TouvronHugo · 2022-07-09T06:18:30Z

Hi @bhheo,

Did you solve your finetuning issue?

I haven't had the time to compare my internal code and the public repo yet, but I should have some time in the next months.

Best,

Hugo

bhheo · 2022-07-09T06:39:40Z

Hi @TouvronHugo

Unfortunately, the finetuning issue is not solved yet.
I have been busy with other issues.
But, I registered a few different finetune settings on our servers yesterday.
I think it might figure out what is the problem on my finetuning.
I will let you know when the experiments are done.

Best
Byeongho Heo

Yuxin-CV · 2022-07-09T09:52:49Z

Hi @TouvronHugo and @bhheo, I also failed to reproduce the finetune performance using the official released code & pre-trained weight.

Specifically, under the same setting & configuration of @bhheo (I use the pre-trained weight @ 192 px here #167 (comment) and set crop-pct to 1.0 during inference), my best fine-tuning performance is 83.47 (got this result within the first 5 epochs), which is also similar to @bhheo.

Since the official released code has crop-pct=0.875, so I guess there must be some other differences between the internal code and the public repo of DEiT III.

Best
Yuxin

TouvronHugo · 2022-07-11T07:31:32Z

Hi @bhheo and @Yuxin-CV,
I'm trying to look at this by September.
Just for information, I have launched a multi-seed experiment with my internal codebase.
I have: 83.81% +- (0.01%).

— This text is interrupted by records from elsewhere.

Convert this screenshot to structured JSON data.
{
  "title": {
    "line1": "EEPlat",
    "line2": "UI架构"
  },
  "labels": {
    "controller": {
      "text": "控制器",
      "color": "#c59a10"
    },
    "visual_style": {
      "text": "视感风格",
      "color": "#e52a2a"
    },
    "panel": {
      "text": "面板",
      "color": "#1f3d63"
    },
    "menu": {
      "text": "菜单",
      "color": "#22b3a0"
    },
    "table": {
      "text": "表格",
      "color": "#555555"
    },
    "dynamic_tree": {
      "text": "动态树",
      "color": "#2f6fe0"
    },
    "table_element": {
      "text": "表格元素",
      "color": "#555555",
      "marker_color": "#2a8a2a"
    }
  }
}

So the gaps are not related to the data-aug seed.
Best,
Hugo

bhheo · 2022-07-18T05:04:33Z

Hi

I haven't reached to 83.8% accuracy.
But, I want to share my trials. I measured accuracy at the last epoch.

my finetune : 83.06%
AdamW -> lamb : 83.39%
RA -> no RA : 82.44%
RA -> ThreeAug : 82.68%
CE -> BCE (no smoothing) : 83.05%
mixup 0.8 -> mixup 0.0 : 83.07%
AdamW -> lamb, mixup 0.8 -> mixup 0.0 : 83.51%
attn-only : 83.24%
wd 0.1 -> wd 0.2 : 83.15%

Lamb optimizer improve the performance.
But, I don't think it is correct setting because it has much lower accuracy at epoch 0.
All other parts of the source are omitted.